# killin the crows



## crowbusta6 (Dec 12, 2005)

It happens i end up wingen em and when i go to get em they run.. :-? when i go for the neck they snap and they grasp ur hand ??


----------



## nodakoutdoors.com (Feb 27, 2002)

I would ring the neck a bit more lighter. I think the log is a bit extreme.


----------



## crowbusta6 (Dec 12, 2005)

not that their necks snap they just start thrashing around


----------



## Gohon (Feb 14, 2005)

They should be dead when they hit the ground. Out of range maybe???
What gauge, choke, and shot are you using?


----------



## crowbusta6 (Dec 12, 2005)

im using a 20 guage, 7 1/2 shot auto modified choke

i have 6 shot is that what u would prefer, im new to crow hunting this year??


----------



## Gohon (Feb 14, 2005)

Stay with the #7.5 or #8 shot in mod choke. Remember you only have 7/8 oz of shot in the 20 gauge so getting them in close is important. Try the Remington Premier STS target loads which is a harder shot and doesn't deform as much as the cheaper brand shot, which means a better pattern. Only about 4-5 dollars a box.
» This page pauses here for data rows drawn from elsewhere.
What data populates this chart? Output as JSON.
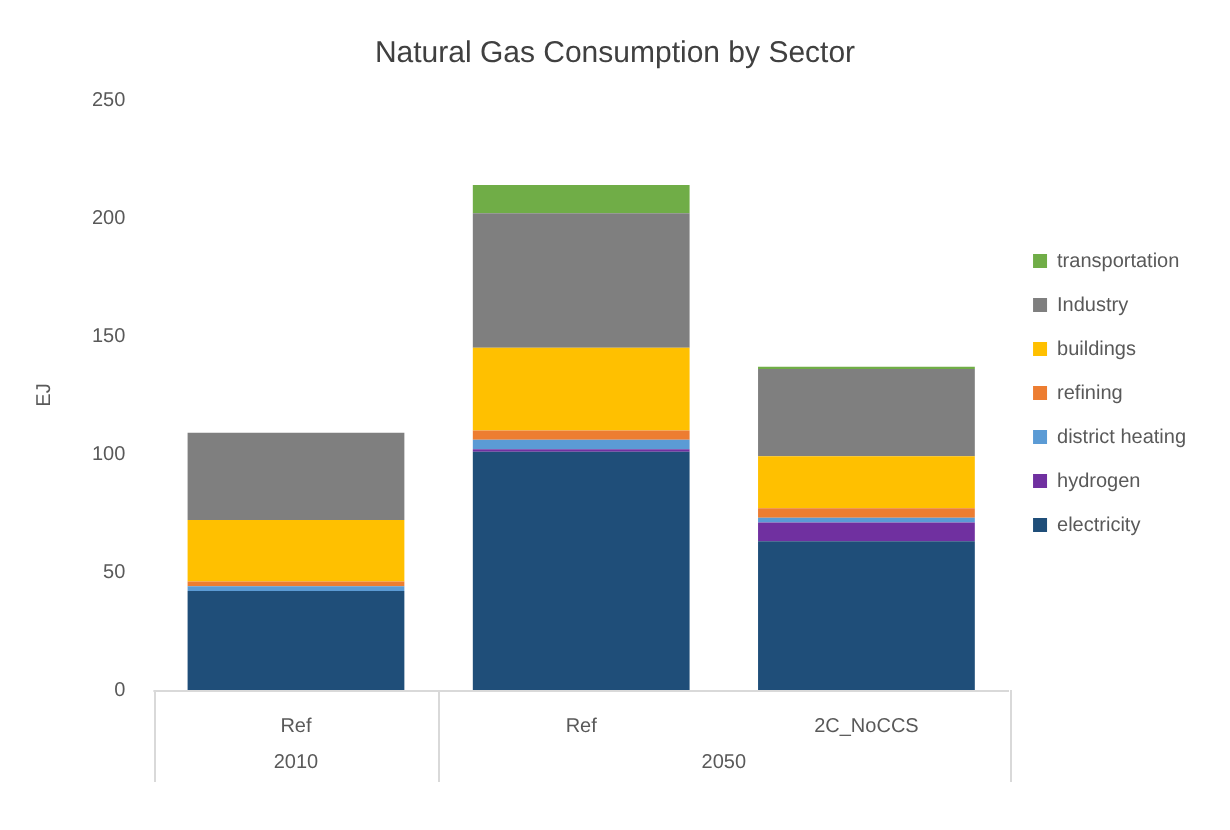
{
  "chart_data": {
    "type": "bar",
    "title": "Natural Gas Consumption by Sector",
    "ylabel": "EJ",
    "categories": [
      "Ref",
      "Ref",
      "2C_NoCCS"
    ],
    "annotations": [
      "2010",
      "2050"
    ],
    "stacked": true,
    "series": [
      {
        "name": "electricity",
        "color": "#1f4e79",
        "values": [
          42,
          101,
          63
        ]
      },
      {
        "name": "hydrogen",
        "color": "#7030a0",
        "values": [
          0,
          1,
          8
        ]
      },
      {
        "name": "district heating",
        "color": "#5b9bd5",
        "values": [
          2,
          4,
          2
        ]
      },
      {
        "name": "refining",
        "color": "#ed7d31",
        "values": [
          2,
          4,
          4
        ]
      },
      {
        "name": "buildings",
        "color": "#ffc000",
        "values": [
          26,
          35,
          22
        ]
      },
      {
        "name": "Industry",
        "color": "#7f7f7f",
        "values": [
          37,
          57,
          37
        ]
      },
      {
        "name": "transportation",
        "color": "#70ad47",
        "values": [
          0,
          12,
          1
        ]
      }
    ],
    "ylim": [
      0,
      250
    ],
    "yticks": [
      0,
      50,
      100,
      150,
      200,
      250
    ],
    "legend": "right"
  }
}
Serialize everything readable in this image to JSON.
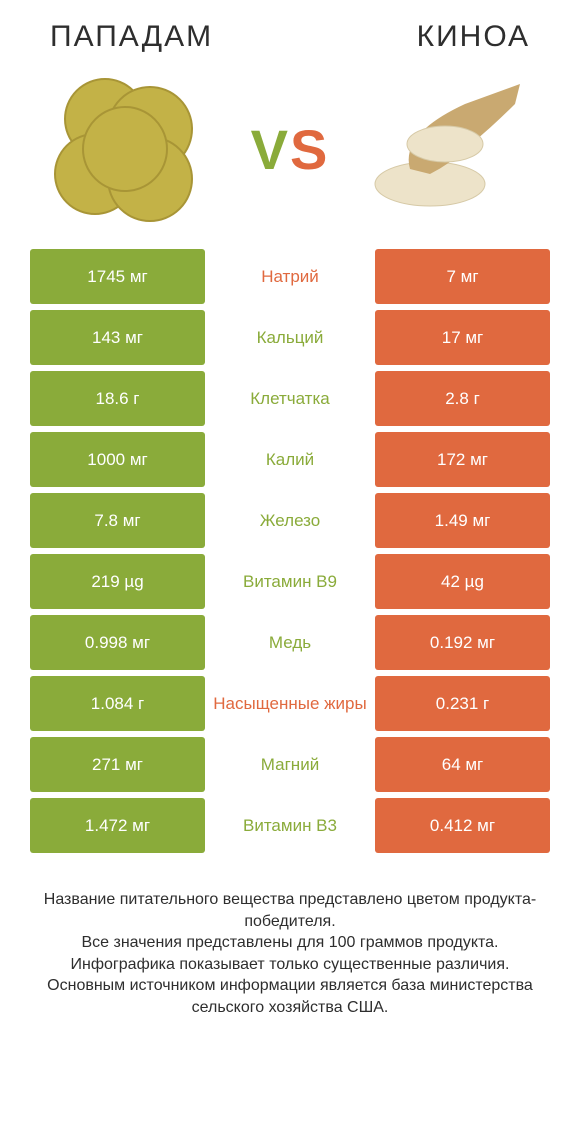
{
  "header": {
    "left_title": "ПАПАДАМ",
    "right_title": "КИНОА",
    "vs_v": "V",
    "vs_s": "S"
  },
  "colors": {
    "green": "#8aab3a",
    "orange": "#e0693f",
    "text": "#2e2e2e",
    "bg": "#ffffff"
  },
  "rows": [
    {
      "left": "1745 мг",
      "label": "Натрий",
      "right": "7 мг",
      "winner": "orange"
    },
    {
      "left": "143 мг",
      "label": "Кальций",
      "right": "17 мг",
      "winner": "green"
    },
    {
      "left": "18.6 г",
      "label": "Клетчатка",
      "right": "2.8 г",
      "winner": "green"
    },
    {
      "left": "1000 мг",
      "label": "Калий",
      "right": "172 мг",
      "winner": "green"
    },
    {
      "left": "7.8 мг",
      "label": "Железо",
      "right": "1.49 мг",
      "winner": "green"
    },
    {
      "left": "219 µg",
      "label": "Витамин B9",
      "right": "42 µg",
      "winner": "green"
    },
    {
      "left": "0.998 мг",
      "label": "Медь",
      "right": "0.192 мг",
      "winner": "green"
    },
    {
      "left": "1.084 г",
      "label": "Насыщенные жиры",
      "right": "0.231 г",
      "winner": "orange"
    },
    {
      "left": "271 мг",
      "label": "Магний",
      "right": "64 мг",
      "winner": "green"
    },
    {
      "left": "1.472 мг",
      "label": "Витамин B3",
      "right": "0.412 мг",
      "winner": "green"
    }
  ],
  "footer": {
    "line1": "Название питательного вещества представлено цветом продукта-победителя.",
    "line2": "Все значения представлены для 100 граммов продукта.",
    "line3": "Инфографика показывает только существенные различия.",
    "line4": "Основным источником информации является база министерства сельского хозяйства США."
  }
}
Pattern your gun at 25, 30, 35, and 40 yards and you will probable see what your problem is. Pick out the best pattern and make that your max distance. BTW, when you down one and it gets up, just shoot it again. Getting up and chasing them down will alert every crow in sight where you are a lot more than the report of the gun. Unless you are using decoys, are well hidden with camouflage and have a good caller, don't expect the same group of crows to circle back to have a look see at what that noise below them was.


----------



## zogman (Mar 20, 2002)

What the hey! :eyeroll: SHOOT EM AGAIN :lol:

Some what related: This weekend I drove past at about 10mph a bald eagle on the shoulder of the road about 15 feet. He or she was on a road kill deer with about 8 or so crows trying to get a few pickings. The eagle was not giving any ground. Awesome sight to look an eagle in the eye.


----------



## crowbusta6 (Dec 12, 2005)

i shot the dam thing 3 times he was still fightin me off so i beat im with a log


----------



## Gohon (Feb 14, 2005)

crowbusta6 said:


> i shot the dam thing 3 times he was still fightin me off so i beat im with a log


You shot a crow three times with a 20 gauge using #7.5 shot and it didn't kill it. Best advice I can give you is sell the gun, buy yourself a fishing rod and reel and change sports. Nobody here can help you............... :lol:


----------



## crowbusta6 (Dec 12, 2005)

i aint no quitta


----------